C’è una collina, nel mio paese, che si affaccia sul mare; un serpente di asfalto divide la spiaggia rocciosa dai campi e prosegue, giungendo ad un sentiero sterrato, sino alla scogliera. Da qui si può godere del silenzio e degli aliti di vento, talvolta è persino possibile scomparire nella linea blu dell’orizzonte, dove cielo e acqua si sposano e confondono, unendo le proprie anime, una riflesso dell’altra, nella loro infinita disuguaglianza.
Le mani fresche incontrano l’oro delle spighe asciutte, mentre le suole affondano nel manto umido, ancora irrorato di rugiada notturna, intrappolata tra i fili d’erba in germoglio.
Cammino, penso, penso e cammino.
L’occhio si perde nei colori intensi del panorama, un ritaglio di paradiso chiamato casa. Malgrado non mi tenga più legata a sé, né l’anelito sia quello di permanervi fino alla fine del mio tempo, la terra che calpesto nasconde, nel suo buio fecondo, le mie radici più profonde, la propaggine familiare, il bulbo culturale, morale ed etico, qualcosa che nemmeno la distanza può sterpare, almeno non del tutto.
Il profumo pungente della macchia – rosmarino, mirto, elicriso, lentisco, ginepro – si amalgama con la brezza salmastra, madida e densa, il verde diventa indaco, arrotondandosi nel cerchio irregolare del magenta brillante delle bacche aspre, stemperandosi nel bianco dei fiori che volgono le loro corolle verso i raggi caldi ad oriente, terra del mattino.
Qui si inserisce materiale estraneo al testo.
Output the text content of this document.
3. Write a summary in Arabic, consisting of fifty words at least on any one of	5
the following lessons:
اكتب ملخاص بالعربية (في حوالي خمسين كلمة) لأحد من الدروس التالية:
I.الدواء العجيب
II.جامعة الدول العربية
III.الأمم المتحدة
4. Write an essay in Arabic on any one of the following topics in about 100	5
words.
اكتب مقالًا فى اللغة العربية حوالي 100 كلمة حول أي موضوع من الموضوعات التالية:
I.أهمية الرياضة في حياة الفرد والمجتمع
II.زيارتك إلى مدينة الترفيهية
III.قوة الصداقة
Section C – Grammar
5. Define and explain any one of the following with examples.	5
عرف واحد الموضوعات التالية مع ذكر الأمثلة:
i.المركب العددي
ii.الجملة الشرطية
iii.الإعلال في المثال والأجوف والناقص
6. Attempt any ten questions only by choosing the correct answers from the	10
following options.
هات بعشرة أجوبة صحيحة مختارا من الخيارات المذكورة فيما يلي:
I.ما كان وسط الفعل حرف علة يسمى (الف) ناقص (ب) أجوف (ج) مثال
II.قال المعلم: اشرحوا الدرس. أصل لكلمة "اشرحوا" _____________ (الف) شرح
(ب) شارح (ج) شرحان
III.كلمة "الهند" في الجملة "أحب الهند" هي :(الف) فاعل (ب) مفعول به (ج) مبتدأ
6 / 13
A nord il Golfo abbraccia il Mediterraneo e, poco sopra, scalo visivamente la linea ondulata dei monti che adombra parte della città, poi, ancor più vicino, in questa prospettiva, il brillare eterno delle torce della SARAS, le fiamme rosse e vive che guizzano feroci verso l’aria.
Questa stradina l’ho percorsa di notte, su una macchina che non era la mia, i fanali e la polvere, il tuo sorriso, a cui ho volontariamente rinunciato, ricorda una falce di luna, barbaglio nella volta delle mie distruzioni. La pelle fresca, il pozzo fondo delle iridi appannate dal cristallo, la linea perfetta di mento, collo e clavicola, i capelli folti e scuri, dentro cui inabissare le dita, la leggerezza delle battute impastate all’ironia cinica, una lama di bisturi e nel contempo la dolcezza colata del miele.
Non posso andare avanti così, ottenebrata dalla notte del mio reame di paura. Però devo. E per farlo cammino nella mia isola.
È da poco che sono tornata, ma già penso di dover scappare.
Di cosa pensa e fa la gente, i miei compaesani che ridono di me, in barba alle mie disgrazie recenti, m’interessa poco più di niente. Non capiscono che dietro a gesti avventati, incerti e spesso incomprensibili, si cela un’anima fragile, ferita, ma in grado di sollevare un mondo sulle spalle.
L’apparenza è solo un mantello che ci rende invisibili. Ed è così che voglio essere, impercettibile, instaurando il divario necessario che mi consenta di essere integra, comportandomi come l’olio che rimane sul pelo dell’acqua, senza mai mescolarvisi, forse disgregandosi in mille ed una goccia, se scosso, ma rimanendo comunque uguale a se stesso.